Physical characteristics
- Source: Kokshetau Hills
- • coordinates: 53°24′28″N 68°17′47″E﻿ / ﻿53.40778°N 68.29639°E
- • elevation: 291 m (955 ft)
- Mouth: Ulken Torangyl
- • coordinates: 54°00′28″N 68°21′38″E﻿ / ﻿54.00778°N 68.36056°E
- • elevation: 147 m (482 ft)
- Length: 106 km (66 mi)
- Basin size: 1,800 km^{2} (690 sq mi)

= Kamysakty =

River in Kazakhstan

The Kamysakty (Қамысақты; Камысакты) is a river in the Aiyrtau and Esil districts, North Kazakhstan Region, Kazakhstan. It is 106 km long and has a catchment area of 1800 km2.

Until 1865 the Kamysakty formed the uppermost stretch of the Kamyshlov, a former left tributary of the Irtysh. Its ancient valley can be traced by a residual chain of lakes for almost 500 km all the way to the Irtysh. The river is currently part of the Ishim Water Management Basin.

== Course ==
The Kamysakty belongs to the Ishim River basin. It has its sources on the northwestern slopes of the Kokshetau Hills, close to lake Ulken Koskol. The river heads roughly northwards most of its course. In its final stretch it bends northeastwards and enters the southwestern shore of lake Ulken Torangyl from the west.

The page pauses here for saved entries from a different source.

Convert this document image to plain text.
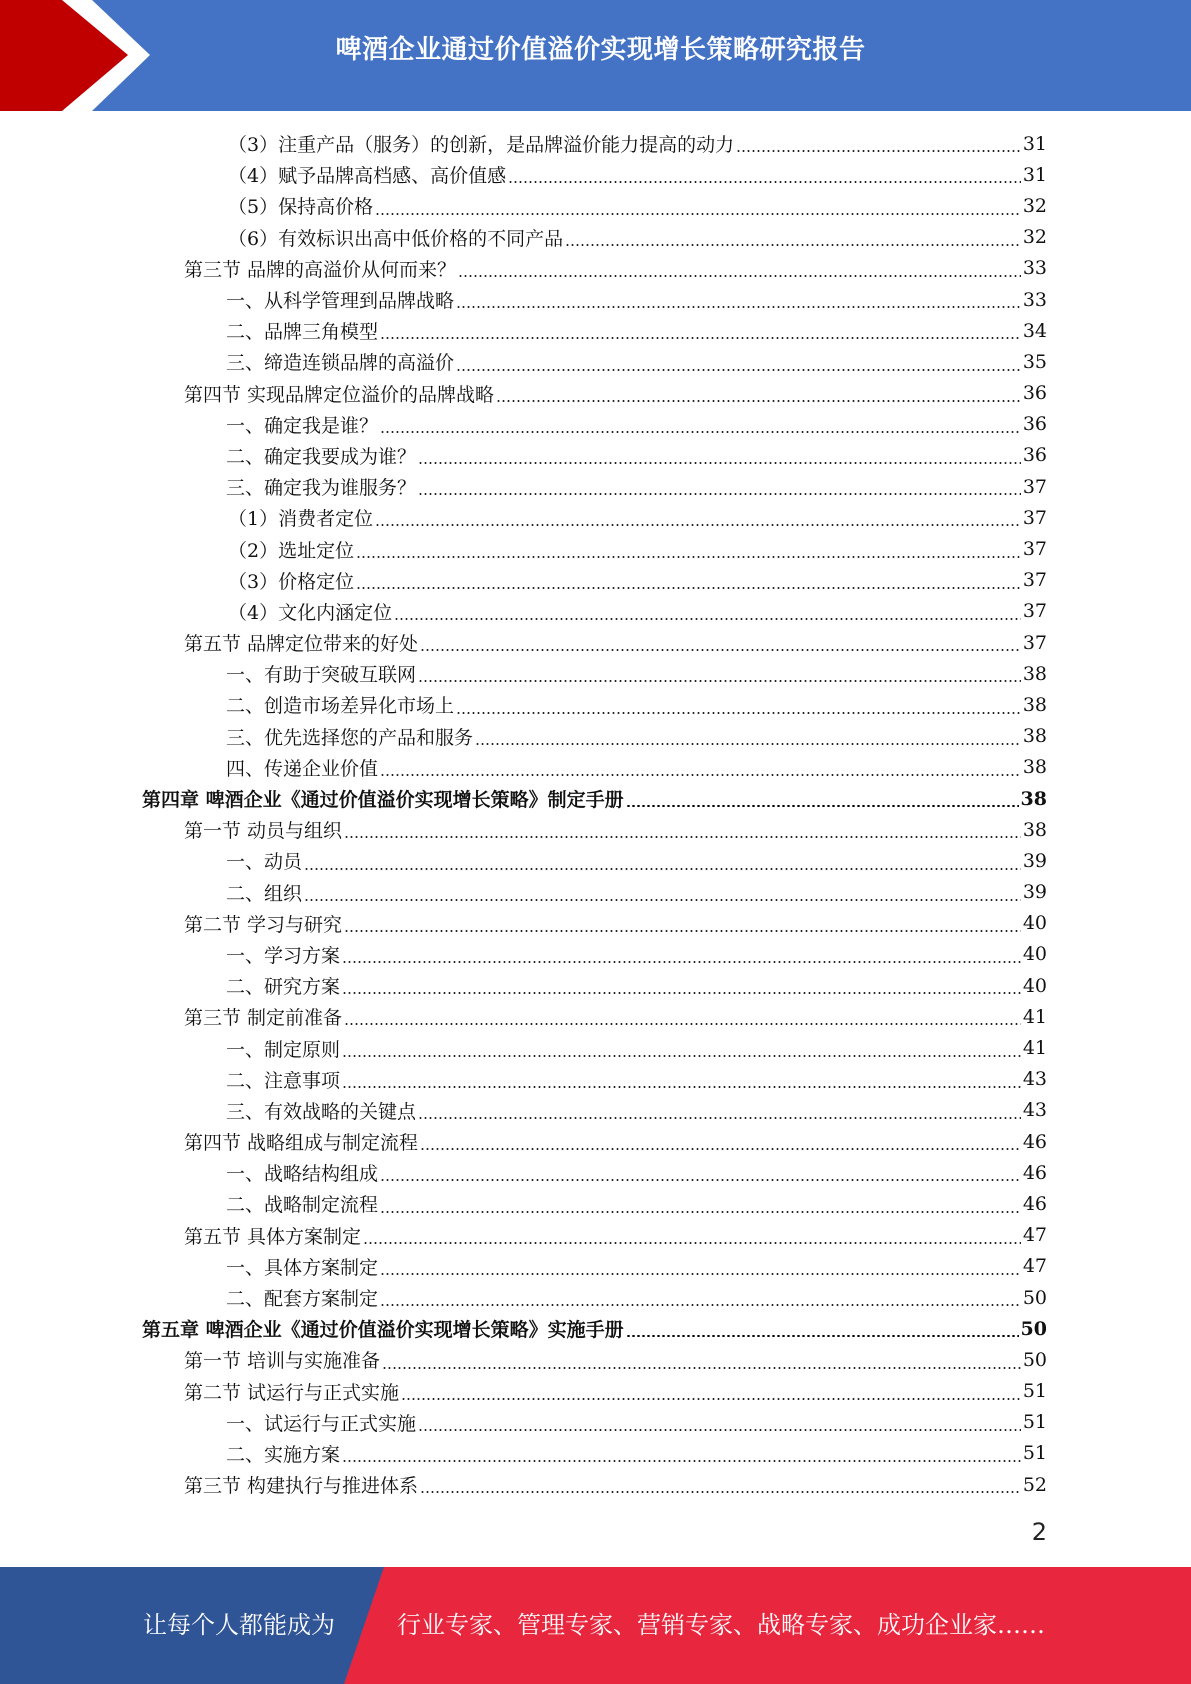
啤酒企业通过价值溢价实现增长策略研究报告
（3）注重产品（服务）的创新，是品牌溢价能力提高的动力	31
（4）赋予品牌高档感、高价值感	31
（5）保持高价格	32
（6）有效标识出高中低价格的不同产品	32
第三节 品牌的高溢价从何而来？	33
一、从科学管理到品牌战略	33
二、品牌三角模型	34
三、缔造连锁品牌的高溢价	35
第四节 实现品牌定位溢价的品牌战略	36
一、确定我是谁？	36
二、确定我要成为谁？	36
三、确定我为谁服务？	37
（1）消费者定位	37
（2）选址定位	37
（3）价格定位	37
（4）文化内涵定位	37
第五节 品牌定位带来的好处	37
一、有助于突破互联网	38
二、创造市场差异化市场上	38
三、优先选择您的产品和服务	38
四、传递企业价值	38
第四章 啤酒企业《通过价值溢价实现增长策略》制定手册	38
第一节 动员与组织	38
一、动员	39
二、组织	39
第二节 学习与研究	40
一、学习方案	40
二、研究方案	40
第三节 制定前准备	41
一、制定原则	41
二、注意事项	43
三、有效战略的关键点	43
第四节 战略组成与制定流程	46
一、战略结构组成	46
二、战略制定流程	46
第五节 具体方案制定	47
一、具体方案制定	47
二、配套方案制定	50
第五章 啤酒企业《通过价值溢价实现增长策略》实施手册	50
第一节 培训与实施准备	50
第二节 试运行与正式实施	51
一、试运行与正式实施	51
二、实施方案	51
第三节 构建执行与推进体系	52
2
让每个人都能成为	行业专家、管理专家、营销专家、战略专家、成功企业家……
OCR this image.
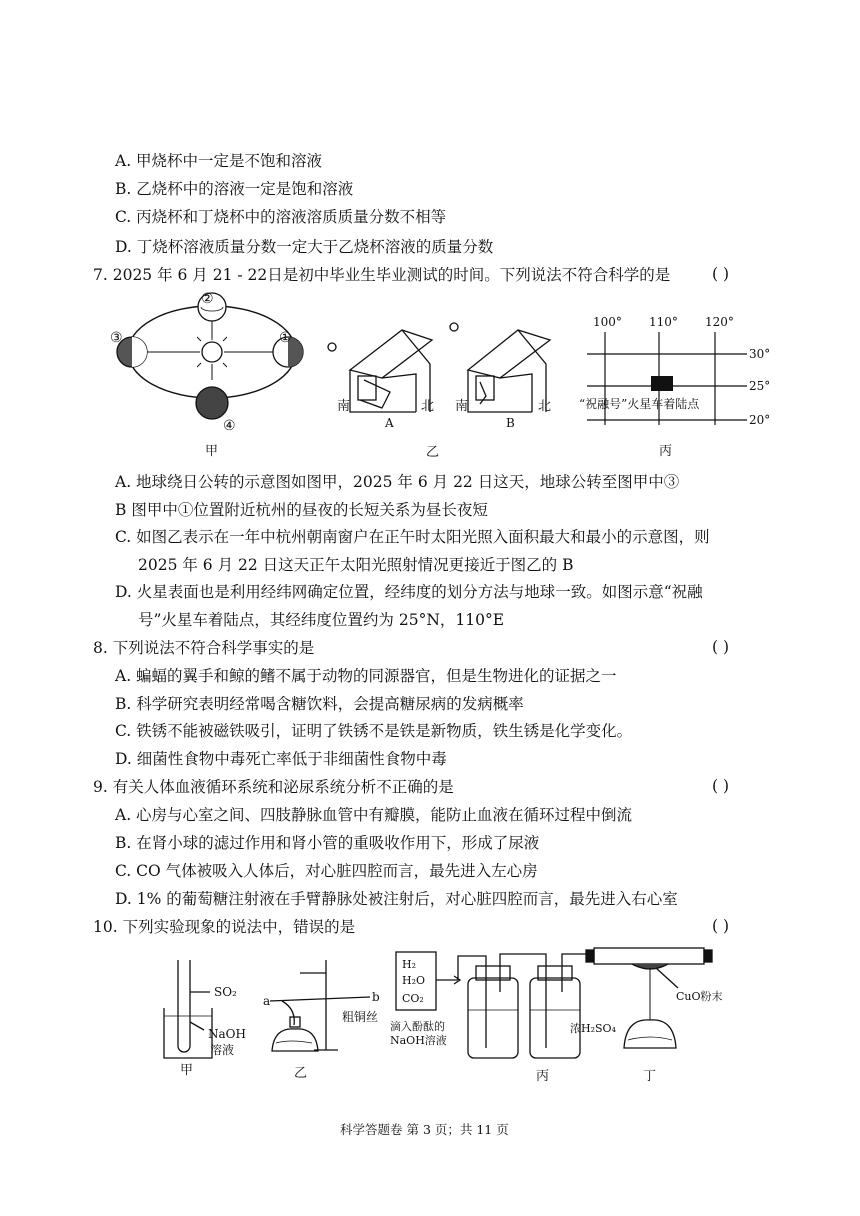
A. 甲烧杯中一定是不饱和溶液
B. 乙烧杯中的溶液一定是饱和溶液
C. 丙烧杯和丁烧杯中的溶液溶质质量分数不相等
D. 丁烧杯溶液质量分数一定大于乙烧杯溶液的质量分数
7. 2025 年 6 月 21 - 22日是初中毕业生毕业测试的时间。下列说法不符合科学的是	( )
②
③	①
④
甲
南	北
A
南	北
B
乙
100° 110° 120°
30°
25°
20°
“祝融号”火星车着陆点
丙
A. 地球绕日公转的示意图如图甲，2025 年 6 月 22 日这天，地球公转至图甲中③
B 图甲中①位置附近杭州的昼夜的长短关系为昼长夜短
C. 如图乙表示在一年中杭州朝南窗户在正午时太阳光照入面积最大和最小的示意图，则
2025 年 6 月 22 日这天正午太阳光照射情况更接近于图乙的 B
D. 火星表面也是利用经纬网确定位置，经纬度的划分方法与地球一致。如图示意“祝融
号”火星车着陆点，其经纬度位置约为 25°N，110°E
8. 下列说法不符合科学事实的是	( )
A. 蝙蝠的翼手和鲸的鳍不属于动物的同源器官，但是生物进化的证据之一
B. 科学研究表明经常喝含糖饮料，会提高糖尿病的发病概率
C. 铁锈不能被磁铁吸引，证明了铁锈不是铁是新物质，铁生锈是化学变化。
D. 细菌性食物中毒死亡率低于非细菌性食物中毒
9. 有关人体血液循环系统和泌尿系统分析不正确的是	( )
A. 心房与心室之间、四肢静脉血管中有瓣膜，能防止血液在循环过程中倒流
B. 在肾小球的滤过作用和肾小管的重吸收作用下，形成了尿液
C. CO 气体被吸入人体后，对心脏四腔而言，最先进入左心房
D. 1% 的葡萄糖注射液在手臂静脉处被注射后，对心脏四腔而言，最先进入右心室
10. 下列实验现象的说法中，错误的是	( )
SO₂
NaOH
溶液
甲
a	b
粗铜丝
乙
H₂
H₂O
CO₂
滴入酚酞的
NaOH溶液
浓H₂SO₄
CuO粉末
丙	丁
科学答题卷 第 3 页；共 11 页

The width of the river valley is between 100 m and 300 m. The channel is between 10 m and 40 m, with the banks bound by low cliffs in stretches. These are not higher than 4 m. Kamysakty is fed mainly by snow. During seasonal summer droughts the river stops flowing and breaks up into pools along its entire length.